The JGirl’s Guide

I was born in 1946, in Amsterdam, and moved to the United States before I was a year old. In the next two years, I moved to Israel, and then back to the United States. I remember none of this.

But in 1958, when I was 12, I visited Israel again for an entire summer and fell in love with everything—the smells of the farms within the moshav, the heat, the adventures, and a handsome boy who actually told me he loved me in Hebrew! I spoke Hebrew poorly but enthusiastically.

I came back to New Jersey where I was growing up, now with a ever prouder Jewish identity because of my connection to an exotic, erotic other place—Israel. In the ensuing two years, while I was wending my way through junior high, Otto Preminger was on the West Coast creating the movie Exodus. When it was released, my mother, a woman who rarely went to the movies, took me into The City (i.e. New York), to see it. As the schmaltzy music soared and the gorgeous Paul Newman played his part beneath the blue skies, I began to sob uncontrollably. I sobbed so much that I put my head down on my mother’s lap and saw very little of the actual movie. (Only 40 years later, when I got the video version, did I sit through an entire showing and realize that the film is very problematic—but that’s another story.)

I can’t fully explain why I cried so hard. Was it for something I had lost when I left Israel after that magical summer? Perhaps. What I think those tears more accurately represented was a sense of being found. Here I was, a young Jewish girl who never saw herself reflected in popular culture, watching a movie that expressed how I felt. Someone understood who I was, what I loved. My romantic image of Israel was shared by someone I didn’t even know. At that moment, in the dark movie theater, I felt that my being was made clear. I was a Jewish Zionist female, and I would try to find other people who understood and appreciated what that meant.
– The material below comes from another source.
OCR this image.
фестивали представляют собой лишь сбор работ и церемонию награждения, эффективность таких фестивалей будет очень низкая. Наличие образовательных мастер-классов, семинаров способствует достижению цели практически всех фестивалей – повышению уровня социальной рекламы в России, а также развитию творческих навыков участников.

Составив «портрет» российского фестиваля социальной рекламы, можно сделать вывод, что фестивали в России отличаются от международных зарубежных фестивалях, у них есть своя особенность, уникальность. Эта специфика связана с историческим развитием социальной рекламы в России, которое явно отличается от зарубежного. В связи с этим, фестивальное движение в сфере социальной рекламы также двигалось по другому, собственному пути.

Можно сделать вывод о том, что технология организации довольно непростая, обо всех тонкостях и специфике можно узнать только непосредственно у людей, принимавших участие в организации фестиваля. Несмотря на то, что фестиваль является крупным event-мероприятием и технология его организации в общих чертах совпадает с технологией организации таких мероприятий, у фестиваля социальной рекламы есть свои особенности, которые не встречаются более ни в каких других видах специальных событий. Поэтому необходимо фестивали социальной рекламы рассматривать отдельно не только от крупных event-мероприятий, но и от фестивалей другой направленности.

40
A few months later, a young Israeli boy—the first one I had ever met in the U.S.—moved to my town and came to the high school in which I had just started 10th grade. On his very first day at my school, I walked up to him and said hello, in still broken Hebrew. He became my boyfriend immediately. A few years later we married. My Zionist and female identities have shaped my life continuously. Although as an academic, my attitude toward Israel is more nuanced than emotional, my recent book [with Mark Raider], American Jewish Women and the Zionist Enterprise, can be read on one level as a continuation of the early stories of my life. But perhaps even more significant, my latest book (with Penina Adelman and All Feldman), The JGirl’s Guide, is the book I wish I could have read when I was a young girl. Although seeing Exodus was an overwhelming experience, its significance stemmed, in part, from the fact that there was nothing else out there. I wonder what films are shaping Jewish grils; identities today.

Otto, wherever you are, you should know what a great service you provided!

Shulamit Reinharz is a professor of sociology at Brandeis. She led its Women’s Studies Program, created the Hadassah-Brandeis Institute and founded Brandeis’s Women’s Studies Research Center.